Radiotherapy can damage anal function. The Wexner incontinence score, LARS score and stoma-free survival rate were found to be better in patients without neoadjuvant radiotherapy in the current study. However, it was very interesting to find that there was no significant difference, as radiotherapy was found to be a risk factor for low anterior resection syndrome [42], influence fecal continence [43] and delay ileostomy reversal [44]. This was not a finding in our study, perhaps because we had a study population with early rectal cancer and therefore a limited part of them received neoadjuvant chemoradiation.

This study has limitations. One limitation is the retrospective study design without a control group to compare with CSPO. Since we have stopped performing ISR in our department due to the disturbed anal function after this operation, we do not have a suitable comparison group. Another limitation is that the cT and cN stage was different between patients with and without nCRT. This also shows that CSPO can be a good choice for some early-stage patients.

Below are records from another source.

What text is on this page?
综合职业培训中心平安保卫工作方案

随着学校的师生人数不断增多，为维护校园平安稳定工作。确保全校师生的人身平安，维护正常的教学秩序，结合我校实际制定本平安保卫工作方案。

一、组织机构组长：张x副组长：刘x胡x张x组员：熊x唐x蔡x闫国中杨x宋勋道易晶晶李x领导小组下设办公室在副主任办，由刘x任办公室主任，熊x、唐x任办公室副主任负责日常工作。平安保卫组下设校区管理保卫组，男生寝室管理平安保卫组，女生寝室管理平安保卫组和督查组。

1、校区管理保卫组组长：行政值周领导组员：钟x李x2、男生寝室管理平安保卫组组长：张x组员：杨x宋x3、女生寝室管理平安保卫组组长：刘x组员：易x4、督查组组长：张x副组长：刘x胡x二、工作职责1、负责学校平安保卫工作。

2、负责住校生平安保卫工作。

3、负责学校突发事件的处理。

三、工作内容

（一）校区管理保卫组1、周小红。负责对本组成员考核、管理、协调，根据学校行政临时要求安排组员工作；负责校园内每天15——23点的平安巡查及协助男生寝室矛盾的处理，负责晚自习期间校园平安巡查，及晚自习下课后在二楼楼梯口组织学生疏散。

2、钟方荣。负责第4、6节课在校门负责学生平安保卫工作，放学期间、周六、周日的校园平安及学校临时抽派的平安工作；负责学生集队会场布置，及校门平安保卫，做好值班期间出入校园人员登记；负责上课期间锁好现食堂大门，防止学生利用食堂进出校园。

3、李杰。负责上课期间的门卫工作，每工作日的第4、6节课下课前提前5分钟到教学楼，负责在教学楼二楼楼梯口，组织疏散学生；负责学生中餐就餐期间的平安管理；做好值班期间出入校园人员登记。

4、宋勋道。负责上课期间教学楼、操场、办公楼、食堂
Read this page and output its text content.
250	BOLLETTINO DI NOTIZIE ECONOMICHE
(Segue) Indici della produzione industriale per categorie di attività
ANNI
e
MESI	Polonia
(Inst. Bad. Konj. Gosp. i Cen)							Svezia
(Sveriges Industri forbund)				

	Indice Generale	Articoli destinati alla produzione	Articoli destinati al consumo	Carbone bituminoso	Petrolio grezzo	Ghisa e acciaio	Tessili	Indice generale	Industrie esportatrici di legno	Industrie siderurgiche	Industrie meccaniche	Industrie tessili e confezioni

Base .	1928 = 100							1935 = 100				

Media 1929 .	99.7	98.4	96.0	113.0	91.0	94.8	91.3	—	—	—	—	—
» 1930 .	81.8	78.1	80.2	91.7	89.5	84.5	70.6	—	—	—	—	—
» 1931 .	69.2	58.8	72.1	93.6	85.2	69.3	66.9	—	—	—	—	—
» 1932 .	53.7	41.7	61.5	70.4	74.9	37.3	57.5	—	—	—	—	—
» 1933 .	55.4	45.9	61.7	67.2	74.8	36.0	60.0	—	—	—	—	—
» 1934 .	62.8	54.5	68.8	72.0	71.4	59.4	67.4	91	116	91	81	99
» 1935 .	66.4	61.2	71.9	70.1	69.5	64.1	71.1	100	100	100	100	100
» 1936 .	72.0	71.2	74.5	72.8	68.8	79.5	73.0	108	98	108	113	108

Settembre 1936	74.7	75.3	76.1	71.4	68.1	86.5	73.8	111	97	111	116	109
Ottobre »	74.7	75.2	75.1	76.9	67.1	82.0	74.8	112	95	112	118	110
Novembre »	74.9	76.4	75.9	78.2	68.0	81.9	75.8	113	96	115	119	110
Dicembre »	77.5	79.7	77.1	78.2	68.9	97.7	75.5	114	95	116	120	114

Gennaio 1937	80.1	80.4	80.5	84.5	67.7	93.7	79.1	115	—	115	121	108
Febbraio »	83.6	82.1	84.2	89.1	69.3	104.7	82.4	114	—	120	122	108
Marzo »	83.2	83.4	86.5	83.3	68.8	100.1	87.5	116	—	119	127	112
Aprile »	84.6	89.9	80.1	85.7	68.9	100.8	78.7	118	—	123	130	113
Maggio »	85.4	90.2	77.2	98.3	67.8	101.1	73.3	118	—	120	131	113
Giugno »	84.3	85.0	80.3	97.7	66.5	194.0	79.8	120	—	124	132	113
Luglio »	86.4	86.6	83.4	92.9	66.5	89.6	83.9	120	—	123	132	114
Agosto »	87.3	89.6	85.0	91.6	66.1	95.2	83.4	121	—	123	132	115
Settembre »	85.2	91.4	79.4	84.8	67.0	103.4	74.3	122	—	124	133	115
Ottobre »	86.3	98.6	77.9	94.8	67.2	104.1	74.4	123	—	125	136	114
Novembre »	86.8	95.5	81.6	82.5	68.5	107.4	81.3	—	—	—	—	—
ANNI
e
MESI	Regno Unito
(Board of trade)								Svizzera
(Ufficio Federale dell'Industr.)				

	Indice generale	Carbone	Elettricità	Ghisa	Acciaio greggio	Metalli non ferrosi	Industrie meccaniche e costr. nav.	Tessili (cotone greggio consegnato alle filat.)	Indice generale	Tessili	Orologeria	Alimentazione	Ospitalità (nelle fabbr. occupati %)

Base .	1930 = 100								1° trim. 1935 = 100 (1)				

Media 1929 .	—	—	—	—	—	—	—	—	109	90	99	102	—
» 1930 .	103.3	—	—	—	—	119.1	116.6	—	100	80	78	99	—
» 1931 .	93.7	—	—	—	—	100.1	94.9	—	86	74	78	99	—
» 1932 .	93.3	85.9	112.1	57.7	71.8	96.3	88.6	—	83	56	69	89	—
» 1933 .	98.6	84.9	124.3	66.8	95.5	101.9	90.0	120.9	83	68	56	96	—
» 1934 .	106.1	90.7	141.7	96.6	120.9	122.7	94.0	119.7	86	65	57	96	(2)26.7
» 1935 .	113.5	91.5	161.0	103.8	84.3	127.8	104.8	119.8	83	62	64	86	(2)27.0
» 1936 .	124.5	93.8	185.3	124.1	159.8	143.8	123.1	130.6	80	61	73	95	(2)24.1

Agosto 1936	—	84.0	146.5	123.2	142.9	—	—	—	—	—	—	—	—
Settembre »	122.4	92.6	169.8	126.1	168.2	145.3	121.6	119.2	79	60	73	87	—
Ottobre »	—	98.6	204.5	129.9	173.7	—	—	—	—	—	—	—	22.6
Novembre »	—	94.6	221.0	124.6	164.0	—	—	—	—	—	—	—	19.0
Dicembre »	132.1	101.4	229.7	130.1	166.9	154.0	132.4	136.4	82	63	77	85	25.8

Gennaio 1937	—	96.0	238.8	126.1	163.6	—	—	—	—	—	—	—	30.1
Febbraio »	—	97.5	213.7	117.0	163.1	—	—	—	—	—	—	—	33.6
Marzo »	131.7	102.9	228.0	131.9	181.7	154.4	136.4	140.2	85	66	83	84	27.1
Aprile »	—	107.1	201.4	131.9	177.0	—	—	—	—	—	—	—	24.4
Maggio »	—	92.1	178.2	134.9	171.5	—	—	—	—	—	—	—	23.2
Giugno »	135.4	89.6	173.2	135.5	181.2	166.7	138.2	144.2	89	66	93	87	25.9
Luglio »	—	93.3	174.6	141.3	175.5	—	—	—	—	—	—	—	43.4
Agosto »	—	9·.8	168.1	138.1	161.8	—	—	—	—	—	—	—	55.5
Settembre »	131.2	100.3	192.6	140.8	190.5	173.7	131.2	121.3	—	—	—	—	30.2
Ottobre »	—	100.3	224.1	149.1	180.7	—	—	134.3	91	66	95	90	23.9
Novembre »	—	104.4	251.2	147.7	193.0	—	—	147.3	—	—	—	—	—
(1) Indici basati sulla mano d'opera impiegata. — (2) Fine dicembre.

For some more advanced tumors, CSPO can also be an alternative choice to preserve the anus, but these patients require nCRT.

Conclusions

CSPO provides an alternative sphincter preserving procedure to treat very low rectal cancer, which is too low to be treated by LAR and until now required APR. In addition, CSPO using appropriate selection criteria is associated with acceptable oncological and functional outcomes, especially in patients with a smaller tumor diameter and earlier stage rectal cancer. Further comparison with ISR is needed.